Washington, D.C., founded on July 16, 1790, is the esteemed capital of the United States. Situated along the banks of the Potomac River, our nation’s capital encompasses the coincident boundaries of the City of Washington and the District of Columbia, recognizing the two as a single entity. Article One of the U.S. Constitution, which recognizes the need for a federal district separate from the states, resulted in the formation of Washington, D.C. as a permanent national capital.
If you’re heading to state court in Washington, D.C., you’ll probably go to one of 3 trial courts: the U.S. District Court for the District of Columbia, which includes the Superior Court and the Court of Appeals. The Superior Court hears all local trial court matters such as civil, criminal, family courts, landlord and tenant, tax and traffic. The Superior Court has jurisdiction over all of the District of Columbia’s legal matters. The Court of Appeals handles all appeals of Superior Court Cases and handles admissions to the D.C. Bar, discipline of attorneys, and oversight of unauthorized law practices.
If you have a personal injury case in Washington, D.C., your claim will be heard in civil court. This FAQs section gives you information about civil lawsuits. If you are confused about the terms you hear while in court, you may find this list of common legal terms handy. Once you’ve gone through a trial, you may have the right to appeal your personal injury case to the state Court of Appeals or the Supreme Court. Both of those appellate courts are in Washington, D.C.
Washington, D.C., according to the 2000 Census, has a population of 572,059 residents. The District of Columbia encompasses 68.3 square miles, with 9,015 individuals per square mile. The City of Washington, Baltimore, MD, and the surrounding communities combine to form the Baltimore-Washington Metropolitan Area whose population exceeds 8 million residents. This massive metropolitan area ranks fourth in the nation.
Washington, D.C.’s burgeoning economy thrives on a diverse base of employment. The District houses all three branches of the U.S. Federal Government, whose services account for nearly 27 percent of local jobs. These government entities also help to sustain additional businesses such as catering companies, law firms, lobbying firms and nonprofit organizations. Our nation’s capital draws commuters to the area with its career options in finance, scientific research and education. Higher learning facilities include Georgetown University, Howard University and George Washington University.
Washington, D.C. ranks among the busiest cities in the nation, where congested thoroughfares such as I-95 and the Capital Beltway are the norm. Washington Metropolitan Area Transit Authority meets large portions of the area’s transportation needs via the Metrobus and Metrorail systems. Union Station provides bus and train options, while three major airports serve the District.
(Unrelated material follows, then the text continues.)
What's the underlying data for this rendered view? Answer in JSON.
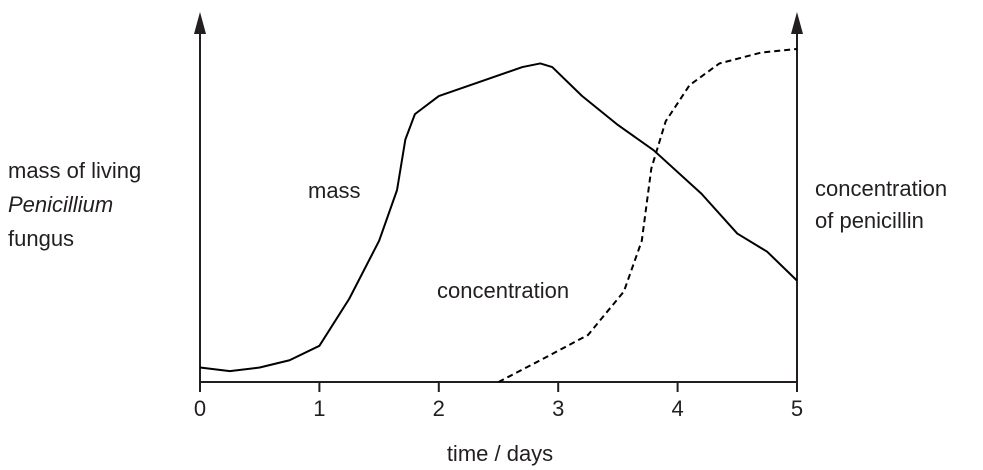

These include Baltimore-Washington International Thurgood Marshall Airport, Ronald Reagan National Airport, and Washington-Dulles International Airport.
Washington, D.C.’s humid subtropical climate features four distinct seasons, suitable for enjoying the many cultural and recreational opportunities this stunning capital city provides. Tourists have access to a wide array of historic sites significant in the history of the United States. National landmarks include the Lincoln Memorial, the National Archives, National Mall and the Washington Monument. The Smithsonian Institution features numerous galleries and museums that remain free to the public. Other popular destinations in the District include the United States Capitol, the White House, the Library of Congress and the John F. Kennedy Center for the Performing Arts, which is home to the National Symphony Orchestra, the Washington National Opera and the Washington Ballet.